Recent studies have demonstrated that performing high condylectomy in adolescents, particularly before the full eruption of canines, can significantly reduce facial asymmetry and may eliminate the need for subsequent orthognathic surgery.
In a study by Olate et al., early high condylectomy resulted in a significant reduction in chin deviation, from an average of 7.55 mm preoperatively to 1.55 mm postoperatively.
Additionally, computer-guided proportional condylectomy has emerged as a precise approach, allowing for tailored resections based on individual anatomical variations.
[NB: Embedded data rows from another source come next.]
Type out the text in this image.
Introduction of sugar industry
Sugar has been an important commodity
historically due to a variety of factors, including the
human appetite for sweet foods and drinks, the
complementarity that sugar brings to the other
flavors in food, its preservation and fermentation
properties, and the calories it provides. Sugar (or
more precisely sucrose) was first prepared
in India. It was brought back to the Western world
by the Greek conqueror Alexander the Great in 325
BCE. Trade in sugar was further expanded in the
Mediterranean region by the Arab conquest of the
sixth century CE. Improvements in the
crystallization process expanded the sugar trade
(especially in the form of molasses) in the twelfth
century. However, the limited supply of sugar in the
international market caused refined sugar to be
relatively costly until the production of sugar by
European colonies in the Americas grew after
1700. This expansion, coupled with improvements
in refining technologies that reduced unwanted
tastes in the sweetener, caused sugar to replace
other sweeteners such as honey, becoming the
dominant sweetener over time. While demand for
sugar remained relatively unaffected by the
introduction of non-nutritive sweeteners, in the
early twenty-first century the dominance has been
This technique enhances surgical accuracy and outcomes.
In cases where significant mandibular asymmetry persists post-condylectomy, orthognathic surgery may be indicated to restore facial symmetry and proper occlusion.
The combination of high condylectomy and orthognathic procedures has been shown to effectively address both the hyperactive growth and its resultant deformities.
Conclusion
Advancements in surgical techniques, particularly early high condylectomy and computer-guided proportional condylectomy, have improved the management of unilateral condylar hyperactivity.
Early intervention is essential to achieve optimal functional and aesthetic outcomes, reducing the need for more extensive surgical procedures later in life.